05 January 2024 Time to read: 3 min

In Memoriam: Ambassador Sandro De Bernardin

It was with great sadness that we learned of the passing of our dear friend Ambassador Sandro De Bernardin. Serving as IHRA Chair under the 2018 Italian IHRA Presidency, he was a champion of the IHRA’s work. His professionalism and dedication helped the organization confront new challenges, such as Holocaust distortion.

Born in Venice in 1949, Ambassador De Bernardin was a career diplomat from 1973-2014. He served in Kinshasa, Paris, and Ottawa and was Ambassador to Israel from 2004–2008. From 2008–2010 he was Deputy Secretary General of the Italian Ministry of Foreign Affairs and was Director General for Political and Security Affairs from 2011–2014. He served as Italy’s Head of Delegation from 2015 before serving as IHRA Chair in 2018.

“We are all, at the Italian Foreign Ministry as well as at the Italian Delegation at the IHRA, deeply saddened by the loss of a great and loyal friend, a wonderful and sensitive human being, a man of moral principles and democratic values, a tireless fighter against racism and antisemitism,” said Head of the Italian Delegation to the IHRA, Ambassador Maccotta.

Ambassador De Bernardin’s IHRA Presidency elevated the organization’s profile. He spoke, for example, at the UN General Assembly in New York for the annual observance of the International Day of Commemoration in memory of the victims of the Holocaust. The theme of the memorial ceremony was “Holocaust Remembrance: Demand and Defend Your Human Rights.” Addressing the audience, he said, “The first human right to be protected is the right to memory. Therefore, the defense of human rights should start with the safeguarding of the record and the countering of distortion. Human rights are a public good and, as such, the property of all. A public good is indivisible: so, it cannot be denied to anybody, neither an individual nor a given group.”

An advocate for academic freedom and for “preserving the truth as it actually was,” Ambassador De Bernardin also led an IHRA mission to the Vatican for an exchange of views with His Eminence Cardinal Pietro Parolin, Secretary of State of the Holy See. This contributed to the Holy See’s decision to open the Pius XII Archives.
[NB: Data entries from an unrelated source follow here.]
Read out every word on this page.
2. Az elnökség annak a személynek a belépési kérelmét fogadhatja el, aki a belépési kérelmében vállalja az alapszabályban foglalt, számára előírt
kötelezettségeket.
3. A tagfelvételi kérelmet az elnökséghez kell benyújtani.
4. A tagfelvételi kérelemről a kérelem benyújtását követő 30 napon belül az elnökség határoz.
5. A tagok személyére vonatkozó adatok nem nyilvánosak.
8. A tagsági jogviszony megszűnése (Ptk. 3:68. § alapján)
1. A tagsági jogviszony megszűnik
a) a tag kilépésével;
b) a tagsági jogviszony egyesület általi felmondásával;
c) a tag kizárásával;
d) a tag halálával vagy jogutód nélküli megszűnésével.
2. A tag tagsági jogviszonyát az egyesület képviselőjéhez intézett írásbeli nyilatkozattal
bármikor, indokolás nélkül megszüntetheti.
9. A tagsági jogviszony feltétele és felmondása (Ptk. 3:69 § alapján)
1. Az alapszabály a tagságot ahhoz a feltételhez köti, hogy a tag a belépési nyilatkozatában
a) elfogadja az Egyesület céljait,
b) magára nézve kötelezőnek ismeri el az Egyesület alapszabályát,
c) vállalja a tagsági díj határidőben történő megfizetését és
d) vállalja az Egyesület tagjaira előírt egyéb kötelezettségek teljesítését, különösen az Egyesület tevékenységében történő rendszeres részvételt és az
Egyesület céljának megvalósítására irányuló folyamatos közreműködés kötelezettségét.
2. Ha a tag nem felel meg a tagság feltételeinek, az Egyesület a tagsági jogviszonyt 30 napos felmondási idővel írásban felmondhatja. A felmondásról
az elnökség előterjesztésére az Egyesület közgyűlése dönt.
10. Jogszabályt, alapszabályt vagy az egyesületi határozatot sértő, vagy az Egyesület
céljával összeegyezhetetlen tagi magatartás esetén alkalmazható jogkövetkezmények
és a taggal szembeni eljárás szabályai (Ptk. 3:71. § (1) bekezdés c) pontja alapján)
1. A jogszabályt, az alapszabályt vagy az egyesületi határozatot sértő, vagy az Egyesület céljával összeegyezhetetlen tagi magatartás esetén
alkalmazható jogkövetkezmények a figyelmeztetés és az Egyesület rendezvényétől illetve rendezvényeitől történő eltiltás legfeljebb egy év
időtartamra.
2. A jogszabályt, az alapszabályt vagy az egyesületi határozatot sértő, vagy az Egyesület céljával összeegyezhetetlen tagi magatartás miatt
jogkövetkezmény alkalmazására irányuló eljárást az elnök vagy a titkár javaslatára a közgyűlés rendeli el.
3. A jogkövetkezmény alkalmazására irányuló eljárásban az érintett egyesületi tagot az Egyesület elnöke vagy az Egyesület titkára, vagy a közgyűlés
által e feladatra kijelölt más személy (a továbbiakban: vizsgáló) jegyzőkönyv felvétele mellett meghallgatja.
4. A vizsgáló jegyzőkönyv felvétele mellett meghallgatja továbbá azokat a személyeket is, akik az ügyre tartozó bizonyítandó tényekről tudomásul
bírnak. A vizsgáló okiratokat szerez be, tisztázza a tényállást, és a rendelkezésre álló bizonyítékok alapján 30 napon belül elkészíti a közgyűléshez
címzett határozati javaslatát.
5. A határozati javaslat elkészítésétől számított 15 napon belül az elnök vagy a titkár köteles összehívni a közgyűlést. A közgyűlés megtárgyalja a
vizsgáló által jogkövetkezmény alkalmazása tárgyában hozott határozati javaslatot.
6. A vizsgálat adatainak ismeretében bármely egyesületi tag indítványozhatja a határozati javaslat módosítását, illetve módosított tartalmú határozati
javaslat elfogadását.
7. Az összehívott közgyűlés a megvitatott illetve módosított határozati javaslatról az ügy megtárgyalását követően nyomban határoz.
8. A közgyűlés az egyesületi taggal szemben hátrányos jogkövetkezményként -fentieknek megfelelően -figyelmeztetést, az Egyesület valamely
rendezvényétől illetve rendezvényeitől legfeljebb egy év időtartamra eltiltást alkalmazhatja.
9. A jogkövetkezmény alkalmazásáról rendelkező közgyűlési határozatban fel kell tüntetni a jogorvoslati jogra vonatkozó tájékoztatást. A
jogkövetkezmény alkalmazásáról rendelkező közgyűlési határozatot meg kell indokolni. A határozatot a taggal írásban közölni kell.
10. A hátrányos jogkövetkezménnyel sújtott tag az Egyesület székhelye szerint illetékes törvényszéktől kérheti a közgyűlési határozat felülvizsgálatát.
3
The effect of his Presidency reverberated for years thereafter. He helped the late Head of the Austrian Delegation, Ambassador Thomas Michael Bayer, start the process which led to the IHRA’s recognition as an international organization under German law. He also launched the idea of drafting a Ministerial Declaration to mark the twentieth anniversary of the Stockholm Declaration.

Deeply committed to the remembrance of survivors, Ambassador De Bernardin advanced a culture of memory that could serve as an antidote to all forms of intolerance and discrimination. Quoting the English poet John Donne, he underlined this during his opening remarks at the International Conference “The Racist Laws Before and After the Shoah” under the 2018 Italian Presidency: “when you hear the sound of the bell of discrimination ‘never send to know for whom the bell tolls. It tolls for you’.”

Our thoughts are with his family and with the members of the Italian delegation to the IHRA. He will be sorely missed.